The editors describe the book as follows in their preface: ‘Tony Mathews’ principled and powerful critique of the apartheid laws that negated human rights and eviscerated the legitimacy of the South African legal system remains as a monument to both his moral courage and his legal brilliance. His compelling defence of the rule of law and his unremitting championing of the cause of human rights inspired a generation of law students and practitioners in the darkest days of apartheid.’
Speaking at the launch, Professor Hoctor related how Mathews’ teachings, lectures and writings resonate today. ‘I was very impressed by the calibre of people influenced by him and the essays they wrote based on his principles. They have taken his writings and linked them to current debates and contemporary issues that are still relevant. It is important to remember him because his work helped to provide the context and framing of the constitution. The debates he raised back then are still ongoing in our democracy and still need to be addressed,’ explained Hoctor.
For Professor Carnelley, it was about remembering what Mathews represented and honouring his memory. ‘The aim of the book is to look back in history and see where we come from so that we can see when those problems might reappear again. Tony had courageous scholarship and a great intellect coupled with true passion, and we all ought to aspire to that. If he were here today he would be distraught at the possible threats to the rule of law,’ said Carnelley.
Guest speaker Professor Cora Hoexter, who teaches in the School of Law at the University of Witwatersrand and Johannesburg, took as her topic the ascendancy of the rule of law.
‘It is an appropriate topic because Tony Mathews spent much of his working life exploring the content of the rule of law and its possibilities, including the ways in which it could be made to counter oppressive legislative and executive action and strengthen the response of the courts. Although he did not live to see South Africa’s constitutional democracy, his work on the rule of law and related aspects of constitutionalism truly made him one of the architects of South Africa’s democracy.
‘That is a point made by Marinus Wiechers in his personal tribute to Tony Mathews in this book, as well as by several other contributors. Tony Mathews criticised what he knew to be wrong and stood up for what he knew to be right. We are called upon to do the same, and we can do no better than to take him as our example,’ said Hoexter.

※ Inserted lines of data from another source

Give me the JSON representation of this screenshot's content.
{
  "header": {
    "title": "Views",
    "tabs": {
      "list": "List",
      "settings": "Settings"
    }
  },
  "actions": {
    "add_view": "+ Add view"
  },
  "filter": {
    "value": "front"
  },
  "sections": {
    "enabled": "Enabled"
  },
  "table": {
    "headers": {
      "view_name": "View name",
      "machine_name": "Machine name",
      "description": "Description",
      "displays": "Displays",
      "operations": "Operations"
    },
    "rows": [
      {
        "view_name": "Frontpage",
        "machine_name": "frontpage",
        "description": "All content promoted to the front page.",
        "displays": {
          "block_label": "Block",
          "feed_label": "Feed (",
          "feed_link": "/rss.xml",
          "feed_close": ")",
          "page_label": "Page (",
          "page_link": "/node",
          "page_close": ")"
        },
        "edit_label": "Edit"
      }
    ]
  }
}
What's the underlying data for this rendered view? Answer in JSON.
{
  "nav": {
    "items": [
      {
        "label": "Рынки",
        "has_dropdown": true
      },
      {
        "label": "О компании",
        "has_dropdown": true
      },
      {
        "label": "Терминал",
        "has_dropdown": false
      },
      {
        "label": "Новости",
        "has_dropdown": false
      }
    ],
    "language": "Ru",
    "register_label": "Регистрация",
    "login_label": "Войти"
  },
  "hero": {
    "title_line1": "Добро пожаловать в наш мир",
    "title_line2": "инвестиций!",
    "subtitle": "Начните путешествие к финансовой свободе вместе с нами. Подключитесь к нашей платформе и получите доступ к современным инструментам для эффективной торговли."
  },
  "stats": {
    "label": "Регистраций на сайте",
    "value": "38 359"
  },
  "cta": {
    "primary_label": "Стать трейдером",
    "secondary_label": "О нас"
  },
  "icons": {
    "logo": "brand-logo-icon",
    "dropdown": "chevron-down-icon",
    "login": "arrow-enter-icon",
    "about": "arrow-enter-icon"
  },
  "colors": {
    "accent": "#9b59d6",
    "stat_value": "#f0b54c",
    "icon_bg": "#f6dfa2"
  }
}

The CCJ continues to serve the community today and adhere to the teachings of Mathews. The Centre is committed to the furthering of human rights through the law, directing its skills in the area of criminal and social justice towards the understanding and the solution of local community problems, focusing on challenges within the justice system.
The Centre’s Director and contributor to the book, Ms Winnie Kubayi, was taught by Mathews but never imagined she would be walking in the footsteps of that giant.
‘It is an honour to follow in his footsteps. He lectured me in Property Law, but at that time I did not know that he would bequeath me his legacy. That is why 21 years on the Centre still going strong. The Centre not only benefits the Faculty of Law but the community and rural areas as well,’ said Kubayi.
‘We have 15 centres which are run by paralegals where people can vindicate their rights and hold public figures accountable. Tony was very passionate about training people and sharing skills. He created a network where people would be trained and could go back to the community and share what they had learnt. As a leader, I am trying to carry on what he started,’ said Kubayi.